Soziales Engagement fällt gemeinsam leichter

Gräfin von Schwerin: Zwei Aspekte sind mir wichtig. Erstens verstehen sich die Rotarier als eine Art Sozialdienst. Sie betreuen Projekte in verschiedenen Bereichen wie z.B. Bildungsförderung, Armuts-, Hunger- und Krankheitsbekämpfung. Ich habe mir schon immer gewünscht, einmal an einem konkreten sozialen Projekt mitwirken zu können. Aber wie packt man das an, solange man noch engagiert beruflich tätig ist und kaum Zeit hat, entsprechende Initiativen zu entfalten? In einer Gruppe, in der man gemeinsam überlegt, was man leisten kann, ist es leichter. Zweitens kommt man mit sehr unterschiedlichen Menschen, mit denen man sonst viel weniger oder gar keinen Kontakt hätte, zusammen.

business-on.de: Im historischen Treppenhaus des OLGs finden regelmäßig Kunstausstellungen statt, die von Ihnen mit organisiert werden. Für welche Kunstrichtung interessieren Sie sich persönlich?

Gräfin von Schwerin: Ich interessiere mich für jede Form der modernen Kunst. Das Fenster von Richter am Südportal des Kölner Doms gefällt mir beispielsweise außerordentlich gut.

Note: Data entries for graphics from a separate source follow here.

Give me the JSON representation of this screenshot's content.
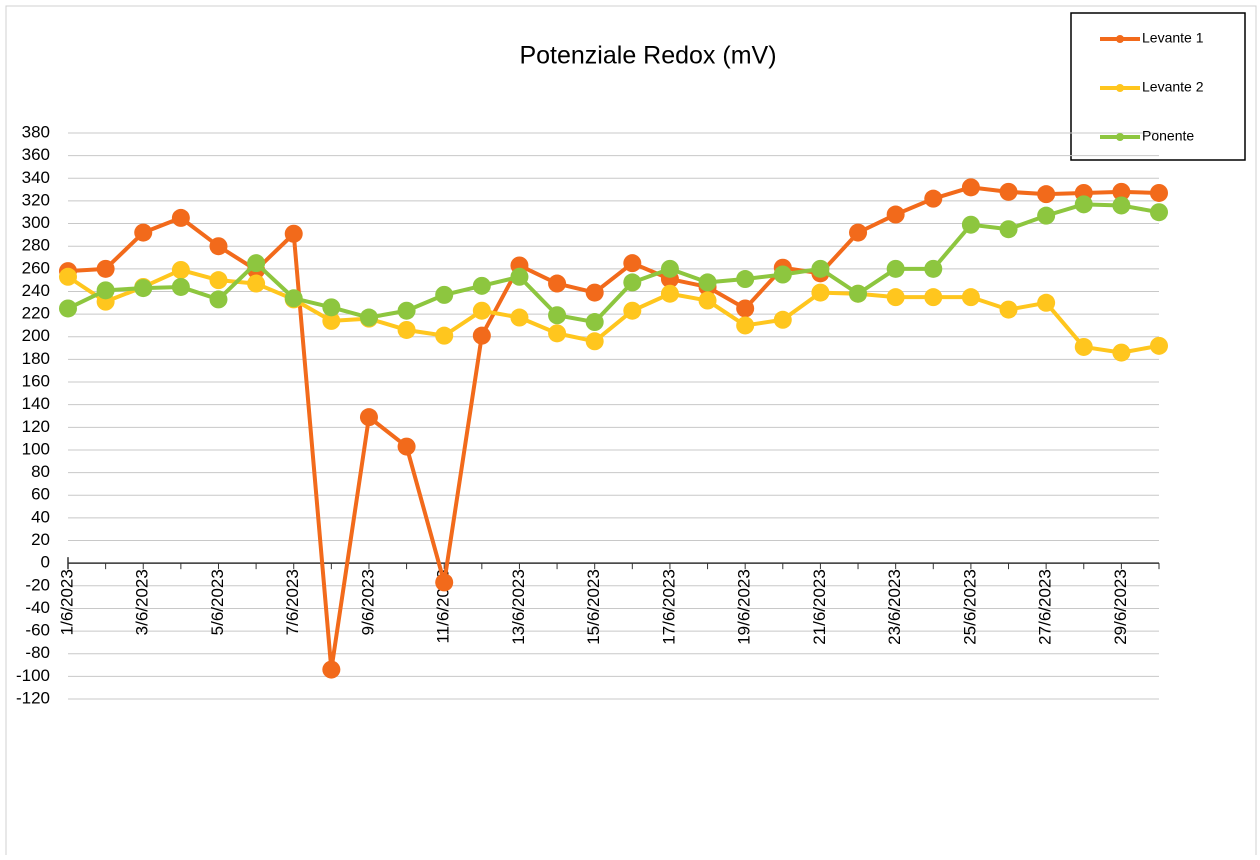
{
  "chart_data": {
    "type": "line",
    "title": "Potenziale Redox  (mV)",
    "categories": [
      "1/6/2023",
      null,
      "3/6/2023",
      null,
      "5/6/2023",
      null,
      "7/6/2023",
      null,
      "9/6/2023",
      null,
      "11/6/2023",
      null,
      "13/6/2023",
      null,
      "15/6/2023",
      null,
      "17/6/2023",
      null,
      "19/6/2023",
      null,
      "21/6/2023",
      null,
      "23/6/2023",
      null,
      "25/6/2023",
      null,
      "27/6/2023",
      null,
      "29/6/2023",
      null
    ],
    "series": [
      {
        "name": "Levante 1",
        "color": "#f26a1b",
        "values": [
          258,
          260,
          292,
          305,
          280,
          259,
          291,
          -94,
          129,
          103,
          -17,
          201,
          263,
          247,
          239,
          265,
          251,
          244,
          225,
          261,
          256,
          292,
          308,
          322,
          332,
          328,
          326,
          327,
          328,
          327
        ]
      },
      {
        "name": "Levante 2",
        "color": "#ffc61e",
        "values": [
          253,
          231,
          244,
          259,
          250,
          247,
          233,
          214,
          216,
          206,
          201,
          223,
          217,
          203,
          196,
          223,
          238,
          232,
          210,
          215,
          239,
          238,
          235,
          235,
          235,
          224,
          230,
          191,
          186,
          192
        ]
      },
      {
        "name": "Ponente",
        "color": "#8dc63f",
        "values": [
          225,
          241,
          243,
          244,
          233,
          265,
          234,
          226,
          217,
          223,
          237,
          245,
          253,
          219,
          213,
          248,
          260,
          248,
          251,
          255,
          260,
          238,
          260,
          260,
          299,
          295,
          307,
          317,
          316,
          310
        ]
      }
    ],
    "ylim": [
      -120,
      380
    ],
    "yticks": [
      380,
      360,
      340,
      320,
      300,
      280,
      260,
      240,
      220,
      200,
      180,
      160,
      140,
      120,
      100,
      80,
      60,
      40,
      20,
      0,
      -20,
      -40,
      -60,
      -80,
      -100,
      -120
    ],
    "grid": true,
    "legend": "top-right"
  }
}
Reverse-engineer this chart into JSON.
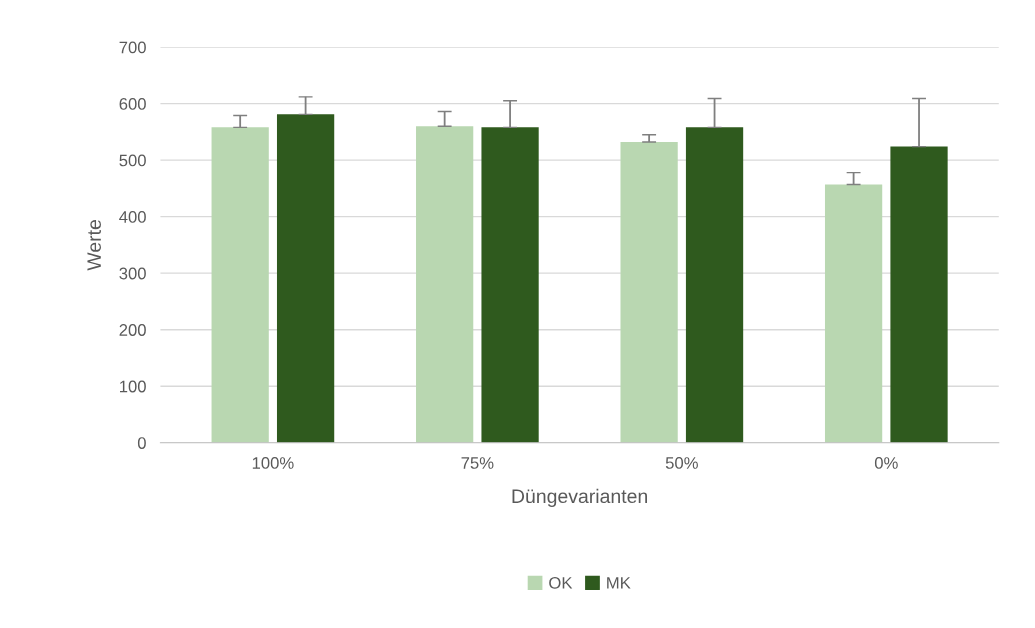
{
  "chart_data": {
    "type": "bar",
    "xlabel": "Düngevarianten",
    "ylabel": "Werte",
    "categories": [
      "100%",
      "75%",
      "50%",
      "0%"
    ],
    "series": [
      {
        "name": "OK",
        "color": "#b9d7b1",
        "values": [
          558,
          560,
          532,
          457
        ],
        "errors": [
          [
            558,
            579
          ],
          [
            560,
            586
          ],
          [
            532,
            545
          ],
          [
            457,
            478
          ]
        ]
      },
      {
        "name": "MK",
        "color": "#2f5a1e",
        "values": [
          581,
          558,
          558,
          524
        ],
        "errors": [
          [
            581,
            612
          ],
          [
            558,
            605
          ],
          [
            558,
            609
          ],
          [
            524,
            609
          ]
        ]
      }
    ],
    "ylim": [
      0,
      700
    ],
    "yticks": [
      0,
      100,
      200,
      300,
      400,
      500,
      600,
      700
    ],
    "grid": "y",
    "legend": "bottom"
  }
}
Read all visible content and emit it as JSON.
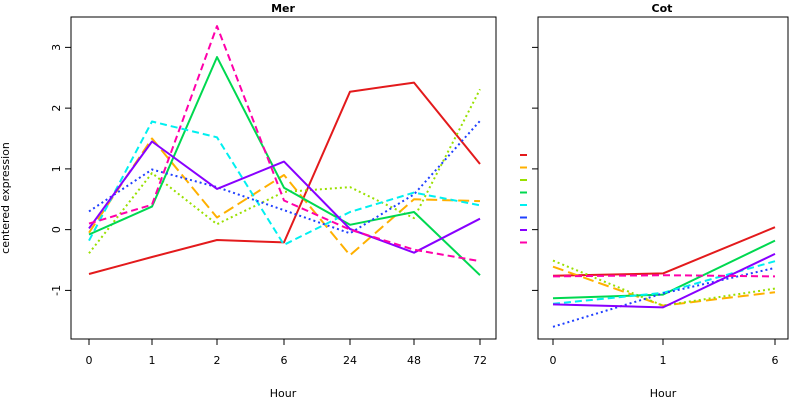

Es ist einfach schön und es passt farblich wunderbar. Jede künstlerische Epoche hat im Dom ihren Platz gefunden, warum also nicht auch die heutige moderne Kunst. Von den Klassikern liebe ich ganz besonders Miro. Jedes seiner Bilder ist schön, jede Farbkomposition fabelhaft. Da spricht pure Lebenslust aus jedem Bild und jeder Skulptur.

business-on.de: Ja, Lebenslust passt zu Ihnen. Worüber lachen Sie am liebsten?

Gräfin von Schwerin: Ich lache viel und gern auch mal über mich selbst. Aber am liebsten lache ich beim Lesen von Büchern mit brillantem, weil scharfem und hintersinnigem Humor, wie beispielsweise „Der Fänger im Roggen“ von J.D. Salinger.